The core problem is the sudden transition. You can be having a normal conversation with a logical constructivist, with nothing indicating trouble, when they suddenly deliver a completely out-of-left-field statement: “We need to break up,” “I’m leaving,” slamming doors, or some other drama. The other person is left stunned—there were no visible warning signs.

For example, a man brings coffee to his girlfriend after they wake up in a good mood, and she suddenly throws the cup at him: “You scumbag, I’m leaving!” He has no idea what triggered it. Internally, she had been building up tension without realizing it, until the snap occurred.

Solutions and Strategies for Becoming Flexible

There is no single universal solution—each type needs its own approach—but here are general guidelines:

1. Self-Awareness

The foundation is recognizing your own patterns. Understand that getting stuck in these emotional or cognitive loops is characteristic of you. Regular self-analysis (and possibly professional help) helps you notice when you’re replaying these behavioral templates and remember the consequences of becoming stuck.

Advice for Fi Types (ESI and EII)

Here, perhaps, you need to somehow get rid of the arrogance of absolute certainty (“This person would never do that”). Anyone can do anything depending on context, power dynamics, and circumstances. People are dynamic. Accept the possibility that someone you trust might change, align with your enemies, or disappoint you. Nothing supernatural will happen if they do.

The next point is to listen to any kind of information instead of shutting it down: "Stop saying that! I don't want to hear it!". Don’t run from uncomfortable truths or cover your ears. Acknowledge your tendency and deliberately face the fear.

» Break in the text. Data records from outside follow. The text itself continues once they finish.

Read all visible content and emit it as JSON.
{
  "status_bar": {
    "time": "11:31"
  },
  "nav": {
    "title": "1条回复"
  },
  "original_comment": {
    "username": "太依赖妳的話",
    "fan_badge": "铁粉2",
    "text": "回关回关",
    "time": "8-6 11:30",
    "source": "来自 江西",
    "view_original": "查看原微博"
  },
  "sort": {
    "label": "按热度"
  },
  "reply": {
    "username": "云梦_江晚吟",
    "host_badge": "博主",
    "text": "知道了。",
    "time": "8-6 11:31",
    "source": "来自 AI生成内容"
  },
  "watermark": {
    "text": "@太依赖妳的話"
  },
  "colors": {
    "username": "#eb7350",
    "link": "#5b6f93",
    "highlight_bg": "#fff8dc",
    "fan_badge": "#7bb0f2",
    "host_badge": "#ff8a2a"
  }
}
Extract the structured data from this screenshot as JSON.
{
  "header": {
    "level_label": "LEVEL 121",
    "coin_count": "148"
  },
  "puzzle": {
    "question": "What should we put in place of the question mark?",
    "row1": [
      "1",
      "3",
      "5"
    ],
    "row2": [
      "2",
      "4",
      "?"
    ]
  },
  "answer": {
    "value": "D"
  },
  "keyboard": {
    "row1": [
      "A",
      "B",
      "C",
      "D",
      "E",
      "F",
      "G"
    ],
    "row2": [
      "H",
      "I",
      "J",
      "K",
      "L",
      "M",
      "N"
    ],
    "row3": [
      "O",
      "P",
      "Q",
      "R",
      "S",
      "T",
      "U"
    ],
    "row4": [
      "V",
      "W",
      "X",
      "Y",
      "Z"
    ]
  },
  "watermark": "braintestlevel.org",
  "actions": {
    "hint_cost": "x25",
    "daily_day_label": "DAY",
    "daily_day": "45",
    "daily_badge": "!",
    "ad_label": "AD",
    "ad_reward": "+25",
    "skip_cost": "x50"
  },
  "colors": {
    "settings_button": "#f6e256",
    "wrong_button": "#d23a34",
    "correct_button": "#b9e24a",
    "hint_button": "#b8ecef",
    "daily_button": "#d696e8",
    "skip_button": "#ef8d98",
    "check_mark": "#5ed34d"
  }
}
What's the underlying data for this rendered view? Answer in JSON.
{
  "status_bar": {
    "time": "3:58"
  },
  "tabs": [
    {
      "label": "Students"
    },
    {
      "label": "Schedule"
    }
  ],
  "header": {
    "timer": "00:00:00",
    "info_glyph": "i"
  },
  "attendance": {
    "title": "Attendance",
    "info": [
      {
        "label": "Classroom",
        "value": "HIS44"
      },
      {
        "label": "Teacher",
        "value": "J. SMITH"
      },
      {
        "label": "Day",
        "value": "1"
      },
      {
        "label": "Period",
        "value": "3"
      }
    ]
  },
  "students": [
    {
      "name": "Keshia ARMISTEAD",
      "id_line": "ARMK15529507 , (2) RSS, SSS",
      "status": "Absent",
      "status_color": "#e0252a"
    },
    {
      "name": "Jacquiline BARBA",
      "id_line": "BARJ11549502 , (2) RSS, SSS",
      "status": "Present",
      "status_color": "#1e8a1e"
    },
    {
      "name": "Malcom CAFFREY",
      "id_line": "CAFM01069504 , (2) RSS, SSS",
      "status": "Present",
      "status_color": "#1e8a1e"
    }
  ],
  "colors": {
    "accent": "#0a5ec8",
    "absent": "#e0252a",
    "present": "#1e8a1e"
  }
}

Other than that, serious support from loved ones is required. The main thing is not to start fanning the flames. If some unpleasant event happened within the relationship, if a person changed their attitude (a close, significant person suddenly did something bad, while there was a maximum degree of trust toward them). In this case, you should under no circumstances say: "You were warned," "They told you so," "But you wouldn't listen." Don't dance on their grave. The person is hurting, and you need to behave differently here: help them get to the bottom of this situation so that they don't withdraw and close off ("I don't want to hear anything anymore").

As a rule, when we challenge an aspect of the base function (making the other person realize they screwed up regarding their base function), a total disaster ensues. And for a constructivist, this disaster also gets stuck. While an emotive type starts "brewing" ideas on what to do, trying to make decisions, shifting focus, a constructivist gets stuck in it.

Advice for Fe Types (ESE and EIE)

There must be an understanding that you just need to ride out the emotional wave rather than escalate. The flexible response is to say: “I need some time alone right now,” and step away to cool off. Take a bath, switch activities—don’t spew everything on your mind or dispute every point. Approach what you are told with curiosity: “Why do you think that? What’s the evidence?” Don’t plug your ears to protect your emotional state.

Conversely, you’re with an ESE or EIE during an outburst, don’t take their dramatic statements or insults literally. It’s not a measured judgment of you—it’s not about relations, it’s the Ethics of Emotions spilling over. Avoid feeding the fire.

A helpful approach is to stay calm and positive. I had a situation where we were interacting with an ESE, and she completely snapped. I was next to her at that moment and kept giving her compliments: telling her she’s great, cool, that she looks interesting when she’s angry, and so on. I did everything I could to give her zero reasons to keep fanning the fire. As a result, everything smoothed out seamlessly, and the person quickly cooled down.